Perlindungan itu bersumber dari Allah swt., walau sepintas terlihat melalui tangan-tangan
manusia. Sejarah menguraikan bahwa ayah Nabi saw Abdullah wafat saat usiabeliau dalam
kandungan baru dua bulan. Pada usia enam tahun, ibu beliau Aminah kembali juga ke rahmat
Allah sehingga Muhammad saw., dipelihara dan diasuh oleh kakeknya, Abdul Muthalib. Dua
tahun kemudian, sang kakek pun meninggal, seterusnya paman beliau Abu Thalib tampil
sebagai pengasuh sekaligus pelindung utama beliau hingga dewasa, bahkan hingga diangkat
menjadi Nabi.

Sebenarnya, silih berganti pengasuh bagi seorang yatim merupakan penderitaan yang dapat
mengakibatkan dampak negatif bagi perkembangan jiwa, di samping faktor keyatiman itu
sendiri dengan segala dampak negatifnya. Ini belum lagi faktor kemiskinan dan kepaparan
serta ketiadaan pengetahuan tulis baca.

Namun demikian, keyatiman yang dapat merupakan faktor negatif bagi perkembangan jiwa
dan kepribadian seseorang, sedikit pun tidak memberi dampak negatif terhadap Nabi
Muhammad saw., bahkan lebih jauh dapat dikatakan bahwa keyatimannya justru merupakan
anugerah yang sangat besar bagi beliau. Sementara pakar menyatakan bahwa pada umumnya
yang membentuk kepribadian seseorang adalah ibu, ayah, sekolah, atau bacaan dan
lingkungannya. Dalam kehidupan Rasulullah saw., tidak satu pun di antara keempat faktor di
atas yang memengaruhi atau menyentuh kepribadian beliau. Disebabkan oleh pelindungnya
Allah itu.

Dalam rangka perlindungan itulah maka Allah swt., membebaskan beliau dari keempat faktor
tersebut karena Yang Mahakuasa itu sendiri yang berkehendak untuk membentuk kepribadian
RasulNya “Tuhanku mendidikku sehingga Dia mendidikku dengan sebaik-baiknya”.
Demikian sabda Rasul saw. itulah sebabnya beliau dilahirkan dalam keadaan yatim, bahkan
walau ibunya masih hidup hingga beliau berusia enam tahun, beliau pun terbebaskan dari
bentuk acuan pendidikan ibu dengan dibawanya beliau ke pedesaan jauh dari sang ibu
selanjutnya, guna membebaskan beliau dari acuan bacaan atau sekolah, beliau ditakdirkan
tidak pandai membaca dan menulis, dan dalam rangka perlindungan Allah jualah sehingga
beliau dilahirkan dan dibesarkan dalam lingkungan sebah masyarakat-masyarakat sekitarnya
seperti Mesir, Romawi, Persia, Cina, dan sebagainya.

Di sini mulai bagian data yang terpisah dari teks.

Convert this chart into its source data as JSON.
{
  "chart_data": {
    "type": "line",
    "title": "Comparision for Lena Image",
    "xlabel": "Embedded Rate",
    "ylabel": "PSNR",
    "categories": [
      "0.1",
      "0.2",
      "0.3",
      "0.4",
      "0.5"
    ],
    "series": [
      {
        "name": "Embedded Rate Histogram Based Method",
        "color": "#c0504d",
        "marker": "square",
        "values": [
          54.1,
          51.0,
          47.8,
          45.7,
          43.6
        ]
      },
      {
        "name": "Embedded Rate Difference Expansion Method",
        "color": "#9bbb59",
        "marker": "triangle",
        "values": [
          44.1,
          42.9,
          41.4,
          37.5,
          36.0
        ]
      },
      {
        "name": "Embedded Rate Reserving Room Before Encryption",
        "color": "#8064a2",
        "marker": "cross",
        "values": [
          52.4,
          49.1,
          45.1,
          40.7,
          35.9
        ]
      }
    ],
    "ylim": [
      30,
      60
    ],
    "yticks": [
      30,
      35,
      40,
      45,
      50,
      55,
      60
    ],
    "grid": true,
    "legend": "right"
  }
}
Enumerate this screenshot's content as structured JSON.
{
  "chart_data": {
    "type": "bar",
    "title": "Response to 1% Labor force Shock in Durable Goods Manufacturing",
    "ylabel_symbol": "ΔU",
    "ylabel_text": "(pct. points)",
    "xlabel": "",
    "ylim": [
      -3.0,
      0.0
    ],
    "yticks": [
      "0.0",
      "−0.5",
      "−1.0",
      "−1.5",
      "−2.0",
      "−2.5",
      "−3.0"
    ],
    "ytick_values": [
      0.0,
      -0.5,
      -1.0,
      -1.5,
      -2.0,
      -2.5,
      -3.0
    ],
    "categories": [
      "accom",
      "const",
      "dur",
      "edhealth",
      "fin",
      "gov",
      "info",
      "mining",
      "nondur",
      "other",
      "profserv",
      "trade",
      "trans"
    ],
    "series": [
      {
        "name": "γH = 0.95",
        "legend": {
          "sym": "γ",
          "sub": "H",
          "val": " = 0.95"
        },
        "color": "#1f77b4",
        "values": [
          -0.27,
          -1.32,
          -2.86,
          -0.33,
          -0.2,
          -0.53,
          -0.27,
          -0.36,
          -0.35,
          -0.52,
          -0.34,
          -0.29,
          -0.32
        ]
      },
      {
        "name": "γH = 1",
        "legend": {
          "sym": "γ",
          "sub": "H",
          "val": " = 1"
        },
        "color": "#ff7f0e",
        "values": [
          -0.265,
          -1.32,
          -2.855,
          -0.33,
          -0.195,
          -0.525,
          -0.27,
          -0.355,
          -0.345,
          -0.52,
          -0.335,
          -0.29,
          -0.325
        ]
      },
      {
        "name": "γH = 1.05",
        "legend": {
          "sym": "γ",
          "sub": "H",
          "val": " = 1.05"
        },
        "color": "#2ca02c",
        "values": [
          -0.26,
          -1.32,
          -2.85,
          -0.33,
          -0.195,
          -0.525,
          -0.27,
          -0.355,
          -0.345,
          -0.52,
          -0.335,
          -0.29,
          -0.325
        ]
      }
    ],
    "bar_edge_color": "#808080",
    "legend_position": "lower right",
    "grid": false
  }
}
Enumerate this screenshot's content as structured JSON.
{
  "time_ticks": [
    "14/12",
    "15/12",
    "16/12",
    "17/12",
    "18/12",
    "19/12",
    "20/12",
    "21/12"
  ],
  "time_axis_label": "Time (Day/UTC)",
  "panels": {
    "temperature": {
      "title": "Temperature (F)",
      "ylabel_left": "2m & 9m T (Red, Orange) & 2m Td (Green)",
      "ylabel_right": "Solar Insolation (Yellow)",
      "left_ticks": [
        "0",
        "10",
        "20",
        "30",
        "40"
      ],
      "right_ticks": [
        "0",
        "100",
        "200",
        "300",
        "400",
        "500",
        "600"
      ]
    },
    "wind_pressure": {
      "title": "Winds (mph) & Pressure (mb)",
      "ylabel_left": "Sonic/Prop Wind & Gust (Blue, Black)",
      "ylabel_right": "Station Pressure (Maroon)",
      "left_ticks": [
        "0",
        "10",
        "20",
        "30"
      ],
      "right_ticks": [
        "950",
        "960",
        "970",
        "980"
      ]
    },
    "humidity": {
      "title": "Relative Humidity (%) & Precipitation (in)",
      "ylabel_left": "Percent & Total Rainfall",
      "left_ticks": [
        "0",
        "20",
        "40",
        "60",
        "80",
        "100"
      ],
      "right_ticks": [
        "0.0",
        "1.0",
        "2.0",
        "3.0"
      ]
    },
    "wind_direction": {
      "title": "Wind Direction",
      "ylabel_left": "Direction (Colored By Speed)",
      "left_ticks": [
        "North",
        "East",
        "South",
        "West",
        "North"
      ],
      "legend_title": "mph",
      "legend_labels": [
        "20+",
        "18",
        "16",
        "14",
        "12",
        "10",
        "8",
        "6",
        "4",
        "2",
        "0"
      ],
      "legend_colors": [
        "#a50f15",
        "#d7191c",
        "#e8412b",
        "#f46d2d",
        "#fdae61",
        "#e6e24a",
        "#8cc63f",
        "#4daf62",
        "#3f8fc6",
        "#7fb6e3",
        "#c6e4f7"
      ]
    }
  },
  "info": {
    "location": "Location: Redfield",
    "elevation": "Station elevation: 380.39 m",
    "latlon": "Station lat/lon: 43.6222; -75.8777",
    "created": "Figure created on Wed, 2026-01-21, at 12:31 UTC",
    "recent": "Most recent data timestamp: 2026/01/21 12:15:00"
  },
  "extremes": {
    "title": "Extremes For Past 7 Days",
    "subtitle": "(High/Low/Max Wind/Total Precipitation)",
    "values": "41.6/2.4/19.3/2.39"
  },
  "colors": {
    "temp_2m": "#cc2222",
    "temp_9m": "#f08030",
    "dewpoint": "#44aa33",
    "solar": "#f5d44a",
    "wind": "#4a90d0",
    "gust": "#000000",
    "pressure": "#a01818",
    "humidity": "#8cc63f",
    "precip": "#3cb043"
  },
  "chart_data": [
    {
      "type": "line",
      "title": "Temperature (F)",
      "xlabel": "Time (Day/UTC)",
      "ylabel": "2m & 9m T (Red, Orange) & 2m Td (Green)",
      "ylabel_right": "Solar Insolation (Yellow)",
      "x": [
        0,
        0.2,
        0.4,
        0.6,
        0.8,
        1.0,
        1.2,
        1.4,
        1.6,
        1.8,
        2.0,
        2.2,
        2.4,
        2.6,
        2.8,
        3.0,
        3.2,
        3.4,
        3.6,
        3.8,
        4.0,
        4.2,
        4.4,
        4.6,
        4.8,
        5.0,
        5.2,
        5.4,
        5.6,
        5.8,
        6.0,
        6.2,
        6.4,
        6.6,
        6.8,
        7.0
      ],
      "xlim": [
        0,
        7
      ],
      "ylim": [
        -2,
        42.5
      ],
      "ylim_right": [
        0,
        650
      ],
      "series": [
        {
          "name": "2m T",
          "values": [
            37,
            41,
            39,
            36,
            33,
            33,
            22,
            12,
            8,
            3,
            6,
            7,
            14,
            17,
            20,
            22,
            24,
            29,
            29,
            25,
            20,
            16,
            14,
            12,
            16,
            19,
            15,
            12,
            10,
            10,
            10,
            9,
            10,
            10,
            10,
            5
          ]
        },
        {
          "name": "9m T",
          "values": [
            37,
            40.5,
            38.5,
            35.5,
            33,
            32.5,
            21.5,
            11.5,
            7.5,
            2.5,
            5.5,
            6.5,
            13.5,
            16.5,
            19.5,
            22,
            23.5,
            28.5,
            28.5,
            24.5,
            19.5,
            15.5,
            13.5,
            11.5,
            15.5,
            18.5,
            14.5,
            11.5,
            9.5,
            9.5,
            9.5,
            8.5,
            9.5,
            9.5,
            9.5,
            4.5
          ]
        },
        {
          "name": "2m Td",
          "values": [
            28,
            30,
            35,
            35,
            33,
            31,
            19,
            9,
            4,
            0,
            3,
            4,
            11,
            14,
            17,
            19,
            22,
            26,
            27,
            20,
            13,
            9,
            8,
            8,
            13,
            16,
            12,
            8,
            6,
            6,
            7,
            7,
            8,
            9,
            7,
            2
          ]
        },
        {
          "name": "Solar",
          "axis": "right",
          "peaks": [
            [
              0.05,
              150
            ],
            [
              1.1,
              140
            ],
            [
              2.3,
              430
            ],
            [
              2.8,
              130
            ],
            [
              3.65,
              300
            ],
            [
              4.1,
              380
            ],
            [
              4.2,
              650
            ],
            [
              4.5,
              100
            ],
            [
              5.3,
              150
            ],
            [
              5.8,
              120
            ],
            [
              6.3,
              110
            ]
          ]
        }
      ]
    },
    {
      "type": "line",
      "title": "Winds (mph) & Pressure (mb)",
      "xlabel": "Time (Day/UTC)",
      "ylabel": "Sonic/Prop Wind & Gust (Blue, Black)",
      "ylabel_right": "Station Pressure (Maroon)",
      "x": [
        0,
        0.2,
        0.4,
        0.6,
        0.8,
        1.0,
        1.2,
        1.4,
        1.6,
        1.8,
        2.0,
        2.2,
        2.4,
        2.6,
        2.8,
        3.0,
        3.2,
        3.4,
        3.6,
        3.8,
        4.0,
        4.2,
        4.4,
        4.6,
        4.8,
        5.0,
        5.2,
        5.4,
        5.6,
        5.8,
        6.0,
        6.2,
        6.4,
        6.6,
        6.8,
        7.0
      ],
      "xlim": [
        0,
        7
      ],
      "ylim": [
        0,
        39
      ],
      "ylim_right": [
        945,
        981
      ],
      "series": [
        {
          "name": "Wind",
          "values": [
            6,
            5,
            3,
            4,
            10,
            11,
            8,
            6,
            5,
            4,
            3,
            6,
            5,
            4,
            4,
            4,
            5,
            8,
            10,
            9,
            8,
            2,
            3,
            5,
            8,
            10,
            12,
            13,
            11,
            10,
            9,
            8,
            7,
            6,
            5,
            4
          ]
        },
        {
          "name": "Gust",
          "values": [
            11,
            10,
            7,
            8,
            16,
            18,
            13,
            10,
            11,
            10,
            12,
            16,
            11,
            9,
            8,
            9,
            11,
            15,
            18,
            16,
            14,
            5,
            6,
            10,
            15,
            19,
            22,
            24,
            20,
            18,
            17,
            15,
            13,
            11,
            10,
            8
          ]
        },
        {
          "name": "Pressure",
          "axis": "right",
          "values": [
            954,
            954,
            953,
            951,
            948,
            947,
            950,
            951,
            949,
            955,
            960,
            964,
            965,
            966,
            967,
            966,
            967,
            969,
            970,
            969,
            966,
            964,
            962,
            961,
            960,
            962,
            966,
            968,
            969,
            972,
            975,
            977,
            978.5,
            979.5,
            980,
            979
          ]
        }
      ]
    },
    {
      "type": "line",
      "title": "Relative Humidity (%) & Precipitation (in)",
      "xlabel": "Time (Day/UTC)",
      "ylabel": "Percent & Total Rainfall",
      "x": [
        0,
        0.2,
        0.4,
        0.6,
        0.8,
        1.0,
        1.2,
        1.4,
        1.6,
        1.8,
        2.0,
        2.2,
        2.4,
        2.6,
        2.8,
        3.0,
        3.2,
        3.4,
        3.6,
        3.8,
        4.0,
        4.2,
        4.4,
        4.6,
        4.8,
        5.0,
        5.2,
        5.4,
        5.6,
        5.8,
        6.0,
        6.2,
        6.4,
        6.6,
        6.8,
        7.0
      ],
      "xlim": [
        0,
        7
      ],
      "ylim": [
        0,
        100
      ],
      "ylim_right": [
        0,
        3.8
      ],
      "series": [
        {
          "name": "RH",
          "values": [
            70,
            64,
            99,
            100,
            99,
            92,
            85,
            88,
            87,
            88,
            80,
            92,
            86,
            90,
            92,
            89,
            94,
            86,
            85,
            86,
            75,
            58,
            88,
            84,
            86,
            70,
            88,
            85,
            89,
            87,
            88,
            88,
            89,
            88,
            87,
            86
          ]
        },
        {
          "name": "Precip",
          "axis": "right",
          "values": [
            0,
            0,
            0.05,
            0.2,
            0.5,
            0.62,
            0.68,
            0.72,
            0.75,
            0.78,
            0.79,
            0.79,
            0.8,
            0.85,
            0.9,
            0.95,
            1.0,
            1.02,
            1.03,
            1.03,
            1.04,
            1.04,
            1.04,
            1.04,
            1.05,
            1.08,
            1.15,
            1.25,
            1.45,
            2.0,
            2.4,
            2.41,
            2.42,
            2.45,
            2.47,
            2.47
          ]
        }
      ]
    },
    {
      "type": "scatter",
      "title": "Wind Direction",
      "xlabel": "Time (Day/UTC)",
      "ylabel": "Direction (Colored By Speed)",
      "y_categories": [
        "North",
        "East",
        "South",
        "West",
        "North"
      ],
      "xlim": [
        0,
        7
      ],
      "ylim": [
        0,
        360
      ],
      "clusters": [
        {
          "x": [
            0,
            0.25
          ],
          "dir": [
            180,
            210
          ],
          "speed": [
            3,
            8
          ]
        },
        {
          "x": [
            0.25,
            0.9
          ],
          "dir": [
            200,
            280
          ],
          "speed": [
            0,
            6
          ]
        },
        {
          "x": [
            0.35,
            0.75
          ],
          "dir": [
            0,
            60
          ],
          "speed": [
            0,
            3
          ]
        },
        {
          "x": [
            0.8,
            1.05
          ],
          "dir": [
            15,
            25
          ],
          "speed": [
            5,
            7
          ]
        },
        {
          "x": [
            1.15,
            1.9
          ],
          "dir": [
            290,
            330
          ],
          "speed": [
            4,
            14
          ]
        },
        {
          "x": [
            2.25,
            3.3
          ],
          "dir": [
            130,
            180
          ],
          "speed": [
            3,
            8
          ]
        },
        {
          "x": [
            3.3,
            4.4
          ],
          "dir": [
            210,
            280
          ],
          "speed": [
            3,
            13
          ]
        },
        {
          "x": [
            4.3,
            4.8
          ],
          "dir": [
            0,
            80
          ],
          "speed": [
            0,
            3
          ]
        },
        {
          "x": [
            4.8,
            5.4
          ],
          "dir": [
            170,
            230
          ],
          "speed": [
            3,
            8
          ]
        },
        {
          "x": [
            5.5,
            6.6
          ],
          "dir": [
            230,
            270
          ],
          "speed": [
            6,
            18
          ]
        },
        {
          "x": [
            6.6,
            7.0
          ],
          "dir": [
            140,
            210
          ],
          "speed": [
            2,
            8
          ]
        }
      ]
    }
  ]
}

Beliau menggembala domba di
pedesaan guna menghindarkan beliau dari pengaruh “kota” Mekkah sehingga dengan, dengan
demikian, tidak satu faktor pun dari keempat faktor yang disebut di atas berperan dalam
pembentukan kepribadian beliau. Itu semua menjadi bukti bahwa sesungguhnya yang
melindungi baliau dari pengaruh-pengaruh negatif keyatiman adalah Allah swt.

Rasul swa, melalui ayat ini diingatkan betapa besar karunia Tuhan yang telah diperolehnya
dan, dengan demikian, janji Tuhan tentang masa depan yang cemerlang serta kebahagian dan
kepuasan batin benar-benar akan beliau peroleh.